Las aerolíneas portuguesas tendrán que publicitar el precio real de los billetes a partir de junio

La norma lusa es más exigente que la nueva Ley de Mejora de la Protección de los Consumidores y Usuarios española.

Las aerolíneas que operan en Portugal tendrán que publicitar el precio final de los billetes de avión a partir del próximo 7 de junio, fecha en la que entra en vigor la nueva legislación lusa, cuya violación puede implicar una multa que va de los 500 a los 35.000 euros.

Las compañías aéreas tendrán que realizar la publicidad de sus ofertas informando al consumidor del precio que realmente le va a costar, es decir incluir en el precio del vuelo las tasas y los impuestos. Algo que en España también plantea la nueva Ley de Mejora de la Protección de los Consumidores y Usuarios en España, vigente desde comienzos de 2007.

El objetivo es "asegurar al consumidor una información clara, adecuada e inequívoca sobre el precio del servicio, que le permita comparar los precios y las condiciones de la oferta", indica la nueva Ley portuguesa.

En Portugal, la diferencia del precio publicitado al precio real supera los 100 euros.

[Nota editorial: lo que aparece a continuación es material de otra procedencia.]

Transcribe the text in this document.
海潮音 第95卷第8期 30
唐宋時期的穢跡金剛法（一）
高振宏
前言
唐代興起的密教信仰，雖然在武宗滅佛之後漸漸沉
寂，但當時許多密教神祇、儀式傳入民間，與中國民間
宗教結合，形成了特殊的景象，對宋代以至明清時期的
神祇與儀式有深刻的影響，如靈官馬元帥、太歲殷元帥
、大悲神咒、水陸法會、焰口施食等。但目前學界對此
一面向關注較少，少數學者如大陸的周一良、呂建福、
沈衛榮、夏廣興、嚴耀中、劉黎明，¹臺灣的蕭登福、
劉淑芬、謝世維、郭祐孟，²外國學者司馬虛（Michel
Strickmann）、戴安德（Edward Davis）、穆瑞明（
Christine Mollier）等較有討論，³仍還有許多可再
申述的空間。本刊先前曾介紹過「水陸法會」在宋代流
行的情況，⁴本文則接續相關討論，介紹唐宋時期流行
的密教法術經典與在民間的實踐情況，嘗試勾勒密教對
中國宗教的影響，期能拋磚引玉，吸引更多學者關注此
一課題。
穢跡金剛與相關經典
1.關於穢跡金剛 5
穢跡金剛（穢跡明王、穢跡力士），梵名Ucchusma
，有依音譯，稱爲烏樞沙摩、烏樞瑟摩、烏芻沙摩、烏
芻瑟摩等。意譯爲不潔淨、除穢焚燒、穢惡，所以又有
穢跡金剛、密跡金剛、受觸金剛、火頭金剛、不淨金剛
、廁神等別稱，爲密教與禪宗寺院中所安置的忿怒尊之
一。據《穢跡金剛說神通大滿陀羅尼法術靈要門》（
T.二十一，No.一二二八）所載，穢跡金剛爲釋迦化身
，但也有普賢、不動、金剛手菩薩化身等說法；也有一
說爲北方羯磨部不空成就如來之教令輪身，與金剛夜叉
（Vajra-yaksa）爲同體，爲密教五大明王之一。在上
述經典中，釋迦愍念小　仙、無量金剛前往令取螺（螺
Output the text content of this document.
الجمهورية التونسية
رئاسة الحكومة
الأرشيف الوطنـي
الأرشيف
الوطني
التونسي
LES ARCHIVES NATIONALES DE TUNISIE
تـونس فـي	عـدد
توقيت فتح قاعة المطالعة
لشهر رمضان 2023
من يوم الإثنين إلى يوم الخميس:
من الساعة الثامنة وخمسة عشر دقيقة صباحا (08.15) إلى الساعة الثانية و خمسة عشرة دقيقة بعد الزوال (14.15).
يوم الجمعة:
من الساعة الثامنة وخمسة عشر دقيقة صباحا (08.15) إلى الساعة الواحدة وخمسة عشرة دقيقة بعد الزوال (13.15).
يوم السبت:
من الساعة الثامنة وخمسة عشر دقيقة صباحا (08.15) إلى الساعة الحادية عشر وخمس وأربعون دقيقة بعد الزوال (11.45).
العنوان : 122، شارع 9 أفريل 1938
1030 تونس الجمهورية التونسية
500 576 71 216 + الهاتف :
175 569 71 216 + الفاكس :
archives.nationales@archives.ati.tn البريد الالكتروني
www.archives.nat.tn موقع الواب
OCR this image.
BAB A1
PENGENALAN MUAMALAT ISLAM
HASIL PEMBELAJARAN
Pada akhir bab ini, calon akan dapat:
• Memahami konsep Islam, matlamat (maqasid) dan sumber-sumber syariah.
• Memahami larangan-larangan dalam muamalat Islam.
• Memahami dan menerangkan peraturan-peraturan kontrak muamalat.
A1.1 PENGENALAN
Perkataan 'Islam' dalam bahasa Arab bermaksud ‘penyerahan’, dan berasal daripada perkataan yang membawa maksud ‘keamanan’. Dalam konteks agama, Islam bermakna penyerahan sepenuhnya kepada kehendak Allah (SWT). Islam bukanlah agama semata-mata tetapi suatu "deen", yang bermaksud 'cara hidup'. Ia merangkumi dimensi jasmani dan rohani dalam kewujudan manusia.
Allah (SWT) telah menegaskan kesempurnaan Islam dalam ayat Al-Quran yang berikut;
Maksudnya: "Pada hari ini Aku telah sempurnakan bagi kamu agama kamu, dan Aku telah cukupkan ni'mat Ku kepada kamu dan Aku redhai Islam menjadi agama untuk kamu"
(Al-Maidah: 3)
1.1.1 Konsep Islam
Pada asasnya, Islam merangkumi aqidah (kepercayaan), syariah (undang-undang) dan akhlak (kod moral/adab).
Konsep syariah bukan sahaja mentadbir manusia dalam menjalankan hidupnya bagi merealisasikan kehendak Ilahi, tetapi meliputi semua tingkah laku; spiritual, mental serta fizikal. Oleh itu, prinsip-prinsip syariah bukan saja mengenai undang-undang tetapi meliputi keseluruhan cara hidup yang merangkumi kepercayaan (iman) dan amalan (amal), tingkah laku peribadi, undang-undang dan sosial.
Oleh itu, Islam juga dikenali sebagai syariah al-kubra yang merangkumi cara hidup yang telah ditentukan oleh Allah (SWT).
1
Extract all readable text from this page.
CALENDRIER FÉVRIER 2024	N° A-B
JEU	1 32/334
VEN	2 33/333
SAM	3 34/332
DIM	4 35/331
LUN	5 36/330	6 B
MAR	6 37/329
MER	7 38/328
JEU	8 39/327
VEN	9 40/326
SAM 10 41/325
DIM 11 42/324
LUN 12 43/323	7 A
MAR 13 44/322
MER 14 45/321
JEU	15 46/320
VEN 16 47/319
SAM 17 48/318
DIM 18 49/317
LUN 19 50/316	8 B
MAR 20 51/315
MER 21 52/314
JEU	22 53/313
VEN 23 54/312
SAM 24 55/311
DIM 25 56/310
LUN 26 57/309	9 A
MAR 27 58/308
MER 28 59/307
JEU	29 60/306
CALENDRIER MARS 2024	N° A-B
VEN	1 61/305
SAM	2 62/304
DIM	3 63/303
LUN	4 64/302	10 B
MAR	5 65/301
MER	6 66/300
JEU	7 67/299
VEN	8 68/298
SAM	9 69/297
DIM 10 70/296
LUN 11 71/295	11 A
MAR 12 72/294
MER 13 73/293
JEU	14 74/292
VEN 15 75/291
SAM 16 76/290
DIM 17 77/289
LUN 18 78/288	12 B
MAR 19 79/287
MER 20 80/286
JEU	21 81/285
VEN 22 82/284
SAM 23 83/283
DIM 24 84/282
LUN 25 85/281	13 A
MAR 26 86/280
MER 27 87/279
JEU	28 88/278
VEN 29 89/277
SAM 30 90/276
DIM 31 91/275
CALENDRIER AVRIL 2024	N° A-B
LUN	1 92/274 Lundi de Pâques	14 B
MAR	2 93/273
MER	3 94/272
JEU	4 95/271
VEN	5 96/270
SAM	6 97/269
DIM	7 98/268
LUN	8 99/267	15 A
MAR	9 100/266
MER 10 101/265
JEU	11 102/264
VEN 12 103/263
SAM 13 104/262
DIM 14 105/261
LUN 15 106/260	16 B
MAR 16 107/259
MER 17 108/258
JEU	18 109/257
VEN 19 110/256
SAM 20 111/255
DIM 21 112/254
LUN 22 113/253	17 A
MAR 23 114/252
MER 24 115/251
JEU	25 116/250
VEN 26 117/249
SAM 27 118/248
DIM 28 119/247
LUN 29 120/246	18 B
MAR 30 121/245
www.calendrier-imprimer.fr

Un billete de la compañía aérea TAP de ida y vuelta a Madrid en una oferta publicitada a 48 euros para el mes de mayo cuesta al final 193 euros, con tasas e impuestos incluidos.

La nueva legislación determina que el mensaje publicitario "debe mencionar que la tarifa más baja anunciada está limitada al número de lugares disponibles". Además, "debe indicar de forma clara y bien visible si se refiere a un viaje de un solo trayecto o a uno de ida y vuelta".

La norma, más exigente que la española, plantea asimismo que las compañías aéreas también deben ofrecer al consumidor, a través de sus canales de venta directa, como en los portales de Internet, la venta telefónica o en las propias agencias, "la tarifa más baja para la fecha disponible, el vuelo y la clase de servicios pretendidos, aplicable a cada caso". Además deben informar a los pasajeros de que "pueden existir diferencias de tarifas en sus canales de venta".

La violación de las reglas que se refieren a la indicación de las tarifas, tasas, recargos e impuestos, pueden suponer una multa que va desde los 500 euros hasta los 35.000 euros.